Il part demain après midi, alors je préfère ses mots, son pyjama rayé avec son
col bien droit, et ses yeux qui brillent. C'est largement mieux, pour les
souvenirs.
Le reste des heures, je calme tous mes doigts contre ma peau. A force d'être
debout, mon dos me fait souffrir. Beaucoup trop, à cause de cette sciatique que
je n'arrive pas à soigner. Qui prend petit à petit toute la jambe, de plus en
plus loin. J'ai l'impression que ça s'enroule à l'intérieur, que ça s'emmêle.

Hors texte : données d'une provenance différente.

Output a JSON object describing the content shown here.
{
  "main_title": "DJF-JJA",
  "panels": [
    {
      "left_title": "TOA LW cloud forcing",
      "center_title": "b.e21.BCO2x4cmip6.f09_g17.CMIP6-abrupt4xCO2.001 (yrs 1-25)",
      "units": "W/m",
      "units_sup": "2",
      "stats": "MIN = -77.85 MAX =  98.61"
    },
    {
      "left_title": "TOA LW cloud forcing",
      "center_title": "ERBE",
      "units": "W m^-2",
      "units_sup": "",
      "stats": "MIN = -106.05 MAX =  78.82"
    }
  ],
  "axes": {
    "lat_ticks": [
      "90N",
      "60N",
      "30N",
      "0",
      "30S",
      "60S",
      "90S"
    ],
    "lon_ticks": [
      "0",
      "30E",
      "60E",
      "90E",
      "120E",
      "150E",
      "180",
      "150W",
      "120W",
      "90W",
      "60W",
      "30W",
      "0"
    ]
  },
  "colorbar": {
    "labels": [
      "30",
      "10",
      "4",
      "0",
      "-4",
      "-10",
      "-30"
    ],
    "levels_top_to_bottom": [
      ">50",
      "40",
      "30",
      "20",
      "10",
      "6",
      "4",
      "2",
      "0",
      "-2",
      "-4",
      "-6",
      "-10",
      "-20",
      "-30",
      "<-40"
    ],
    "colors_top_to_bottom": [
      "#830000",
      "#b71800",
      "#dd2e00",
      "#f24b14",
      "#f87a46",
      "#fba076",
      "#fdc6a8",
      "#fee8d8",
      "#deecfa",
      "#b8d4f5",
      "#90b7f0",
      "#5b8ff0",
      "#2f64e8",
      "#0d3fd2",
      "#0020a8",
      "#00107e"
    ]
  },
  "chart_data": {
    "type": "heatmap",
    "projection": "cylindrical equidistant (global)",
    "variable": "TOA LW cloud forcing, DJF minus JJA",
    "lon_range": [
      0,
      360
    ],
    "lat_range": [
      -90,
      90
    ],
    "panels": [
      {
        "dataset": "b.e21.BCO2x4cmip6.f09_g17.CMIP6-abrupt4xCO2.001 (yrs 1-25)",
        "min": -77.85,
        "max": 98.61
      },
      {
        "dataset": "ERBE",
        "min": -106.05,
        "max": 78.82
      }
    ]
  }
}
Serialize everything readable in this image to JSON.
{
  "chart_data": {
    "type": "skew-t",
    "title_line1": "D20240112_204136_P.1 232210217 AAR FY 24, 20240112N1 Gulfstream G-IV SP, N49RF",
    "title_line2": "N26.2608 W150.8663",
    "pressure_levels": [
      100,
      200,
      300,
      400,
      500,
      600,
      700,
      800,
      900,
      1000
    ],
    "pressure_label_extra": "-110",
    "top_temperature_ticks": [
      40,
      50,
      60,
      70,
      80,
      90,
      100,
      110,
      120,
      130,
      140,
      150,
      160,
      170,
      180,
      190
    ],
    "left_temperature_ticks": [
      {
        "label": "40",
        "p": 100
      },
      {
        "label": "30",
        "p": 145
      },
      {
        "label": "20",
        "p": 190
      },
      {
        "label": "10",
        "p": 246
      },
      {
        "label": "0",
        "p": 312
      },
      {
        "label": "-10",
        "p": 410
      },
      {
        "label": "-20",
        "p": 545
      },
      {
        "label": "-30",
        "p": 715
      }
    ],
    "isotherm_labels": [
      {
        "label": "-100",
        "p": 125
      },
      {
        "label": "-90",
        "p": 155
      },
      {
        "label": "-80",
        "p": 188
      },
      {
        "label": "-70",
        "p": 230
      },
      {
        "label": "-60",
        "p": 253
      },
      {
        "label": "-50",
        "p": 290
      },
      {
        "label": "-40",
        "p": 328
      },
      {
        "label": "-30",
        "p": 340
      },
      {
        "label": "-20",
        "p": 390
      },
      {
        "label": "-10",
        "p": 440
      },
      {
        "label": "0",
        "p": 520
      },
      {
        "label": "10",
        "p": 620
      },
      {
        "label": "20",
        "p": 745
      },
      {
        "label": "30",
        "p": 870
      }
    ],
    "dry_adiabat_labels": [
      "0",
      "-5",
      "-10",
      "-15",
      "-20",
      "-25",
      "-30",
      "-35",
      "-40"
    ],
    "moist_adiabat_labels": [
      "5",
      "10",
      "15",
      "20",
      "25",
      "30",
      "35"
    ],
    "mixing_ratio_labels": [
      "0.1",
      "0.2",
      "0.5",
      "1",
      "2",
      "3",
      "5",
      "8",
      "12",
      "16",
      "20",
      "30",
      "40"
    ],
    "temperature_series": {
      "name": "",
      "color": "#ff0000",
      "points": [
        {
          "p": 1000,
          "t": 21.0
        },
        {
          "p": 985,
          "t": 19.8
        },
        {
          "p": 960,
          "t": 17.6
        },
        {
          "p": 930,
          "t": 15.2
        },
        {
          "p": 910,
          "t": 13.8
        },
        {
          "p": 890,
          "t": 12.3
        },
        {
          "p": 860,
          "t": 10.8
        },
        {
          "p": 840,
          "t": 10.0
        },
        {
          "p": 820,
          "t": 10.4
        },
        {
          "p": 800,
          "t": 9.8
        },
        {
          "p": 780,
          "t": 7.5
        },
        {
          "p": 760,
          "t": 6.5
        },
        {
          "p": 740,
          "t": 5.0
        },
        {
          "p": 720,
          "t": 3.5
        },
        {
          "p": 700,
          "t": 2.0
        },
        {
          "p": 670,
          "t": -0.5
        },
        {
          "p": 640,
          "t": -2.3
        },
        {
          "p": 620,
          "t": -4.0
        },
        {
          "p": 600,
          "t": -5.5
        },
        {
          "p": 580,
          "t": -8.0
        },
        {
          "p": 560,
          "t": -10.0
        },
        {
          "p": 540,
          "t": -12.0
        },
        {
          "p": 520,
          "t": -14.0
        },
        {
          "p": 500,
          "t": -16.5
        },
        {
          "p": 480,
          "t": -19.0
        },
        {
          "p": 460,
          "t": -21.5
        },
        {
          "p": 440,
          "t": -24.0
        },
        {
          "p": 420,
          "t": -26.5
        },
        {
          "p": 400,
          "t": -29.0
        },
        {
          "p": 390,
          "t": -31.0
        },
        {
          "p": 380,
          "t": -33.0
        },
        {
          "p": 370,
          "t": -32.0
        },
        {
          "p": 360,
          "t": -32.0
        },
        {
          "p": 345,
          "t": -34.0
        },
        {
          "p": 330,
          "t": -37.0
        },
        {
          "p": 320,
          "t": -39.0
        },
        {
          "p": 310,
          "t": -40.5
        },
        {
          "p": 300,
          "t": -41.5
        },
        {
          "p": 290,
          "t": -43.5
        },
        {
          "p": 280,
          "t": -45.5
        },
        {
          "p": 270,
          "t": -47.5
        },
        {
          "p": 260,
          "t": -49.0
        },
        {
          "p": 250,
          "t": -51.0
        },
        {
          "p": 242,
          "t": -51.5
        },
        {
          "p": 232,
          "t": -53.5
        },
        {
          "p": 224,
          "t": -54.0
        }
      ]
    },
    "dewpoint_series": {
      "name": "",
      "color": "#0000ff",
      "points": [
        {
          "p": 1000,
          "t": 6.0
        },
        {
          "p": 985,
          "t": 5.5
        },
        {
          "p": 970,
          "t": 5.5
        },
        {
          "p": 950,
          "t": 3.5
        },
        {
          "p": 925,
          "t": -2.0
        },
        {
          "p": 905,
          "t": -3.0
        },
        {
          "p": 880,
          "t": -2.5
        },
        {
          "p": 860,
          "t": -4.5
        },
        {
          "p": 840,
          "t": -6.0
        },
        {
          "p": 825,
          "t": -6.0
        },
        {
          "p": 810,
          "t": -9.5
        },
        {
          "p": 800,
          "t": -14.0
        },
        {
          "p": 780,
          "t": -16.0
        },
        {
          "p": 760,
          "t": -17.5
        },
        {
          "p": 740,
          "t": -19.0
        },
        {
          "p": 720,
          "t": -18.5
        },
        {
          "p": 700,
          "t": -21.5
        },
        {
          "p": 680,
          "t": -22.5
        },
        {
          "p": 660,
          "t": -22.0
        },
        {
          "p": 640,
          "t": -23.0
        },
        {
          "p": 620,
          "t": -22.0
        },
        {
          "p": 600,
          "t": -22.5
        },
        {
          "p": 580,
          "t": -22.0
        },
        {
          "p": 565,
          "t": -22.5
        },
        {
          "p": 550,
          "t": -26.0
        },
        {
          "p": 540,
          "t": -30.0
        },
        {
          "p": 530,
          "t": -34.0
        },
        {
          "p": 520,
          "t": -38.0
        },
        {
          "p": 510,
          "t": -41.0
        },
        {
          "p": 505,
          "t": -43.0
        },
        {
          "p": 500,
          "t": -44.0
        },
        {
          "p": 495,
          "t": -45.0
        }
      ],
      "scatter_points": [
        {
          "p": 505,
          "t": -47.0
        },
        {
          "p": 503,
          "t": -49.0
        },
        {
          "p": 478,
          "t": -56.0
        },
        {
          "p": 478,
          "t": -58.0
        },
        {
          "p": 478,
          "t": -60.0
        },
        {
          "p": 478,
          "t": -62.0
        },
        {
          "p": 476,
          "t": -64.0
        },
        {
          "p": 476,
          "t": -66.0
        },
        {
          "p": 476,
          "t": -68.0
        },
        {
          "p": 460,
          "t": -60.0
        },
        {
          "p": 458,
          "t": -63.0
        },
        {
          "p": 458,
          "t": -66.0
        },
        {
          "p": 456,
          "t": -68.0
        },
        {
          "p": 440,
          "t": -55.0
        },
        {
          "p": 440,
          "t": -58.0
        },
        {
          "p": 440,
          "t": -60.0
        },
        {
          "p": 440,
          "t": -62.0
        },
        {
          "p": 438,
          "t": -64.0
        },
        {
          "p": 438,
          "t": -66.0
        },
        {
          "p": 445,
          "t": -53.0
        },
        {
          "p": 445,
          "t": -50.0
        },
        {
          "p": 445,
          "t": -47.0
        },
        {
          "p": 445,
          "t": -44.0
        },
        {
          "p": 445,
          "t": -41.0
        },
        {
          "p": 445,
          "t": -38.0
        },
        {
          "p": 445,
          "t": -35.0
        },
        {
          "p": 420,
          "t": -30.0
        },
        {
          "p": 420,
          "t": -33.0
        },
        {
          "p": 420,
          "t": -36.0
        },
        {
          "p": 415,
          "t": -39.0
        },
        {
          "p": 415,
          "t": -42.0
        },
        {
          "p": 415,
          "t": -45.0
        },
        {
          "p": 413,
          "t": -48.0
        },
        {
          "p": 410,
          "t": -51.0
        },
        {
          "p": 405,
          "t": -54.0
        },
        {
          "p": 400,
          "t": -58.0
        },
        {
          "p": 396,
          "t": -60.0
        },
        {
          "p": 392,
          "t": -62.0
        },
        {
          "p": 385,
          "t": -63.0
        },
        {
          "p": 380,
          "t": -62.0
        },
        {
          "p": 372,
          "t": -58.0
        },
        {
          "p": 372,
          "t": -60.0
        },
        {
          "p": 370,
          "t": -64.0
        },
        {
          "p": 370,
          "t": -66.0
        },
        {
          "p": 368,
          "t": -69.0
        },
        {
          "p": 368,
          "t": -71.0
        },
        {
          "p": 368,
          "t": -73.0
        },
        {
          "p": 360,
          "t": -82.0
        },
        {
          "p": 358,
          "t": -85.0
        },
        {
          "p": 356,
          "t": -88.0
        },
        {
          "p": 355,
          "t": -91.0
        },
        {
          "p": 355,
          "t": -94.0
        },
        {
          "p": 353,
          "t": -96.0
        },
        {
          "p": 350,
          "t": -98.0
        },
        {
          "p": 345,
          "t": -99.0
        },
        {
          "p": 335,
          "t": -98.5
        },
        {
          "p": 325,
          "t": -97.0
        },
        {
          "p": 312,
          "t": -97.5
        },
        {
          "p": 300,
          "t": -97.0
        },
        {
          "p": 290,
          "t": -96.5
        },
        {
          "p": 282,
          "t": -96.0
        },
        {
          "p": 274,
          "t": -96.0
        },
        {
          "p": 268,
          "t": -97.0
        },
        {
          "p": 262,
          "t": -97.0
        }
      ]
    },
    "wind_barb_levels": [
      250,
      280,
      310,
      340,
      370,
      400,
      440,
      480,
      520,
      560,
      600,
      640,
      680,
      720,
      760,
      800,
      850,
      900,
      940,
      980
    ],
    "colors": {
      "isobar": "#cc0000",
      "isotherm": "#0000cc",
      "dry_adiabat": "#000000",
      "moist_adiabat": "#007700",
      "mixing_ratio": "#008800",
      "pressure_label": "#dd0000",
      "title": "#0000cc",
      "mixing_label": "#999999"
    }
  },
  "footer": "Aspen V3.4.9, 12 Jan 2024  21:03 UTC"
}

J'en pleure derrière un coin de mur vert, et sur le chemin du retour, quand je
mets trente cinq minutes au lieu de quinze pour rentrer, parce que je dois
faire des pauses. Je mets la salsa très forte, et tout le reste. Ce qui
m'empêche de crier, contre la douleur physique, contre ces visages à la
clinique, cette grand mère qui meurt, et les diagnostiques que je me dépêche de
ne plus vouloir entendre. Lord me dit qu'il faut que je m'endurcisse, et
je pourrais lui dire d'aller au diable pour ça. Je préfère les larmes qui
dévalent, et l'intérieur en chaos. Je préfère ressentir et avoir mal, ça me
prouve que l'inverse est possible. Même si en ce moment, c'est pas mal gris, je
préfère. Question de principe de fille sensible.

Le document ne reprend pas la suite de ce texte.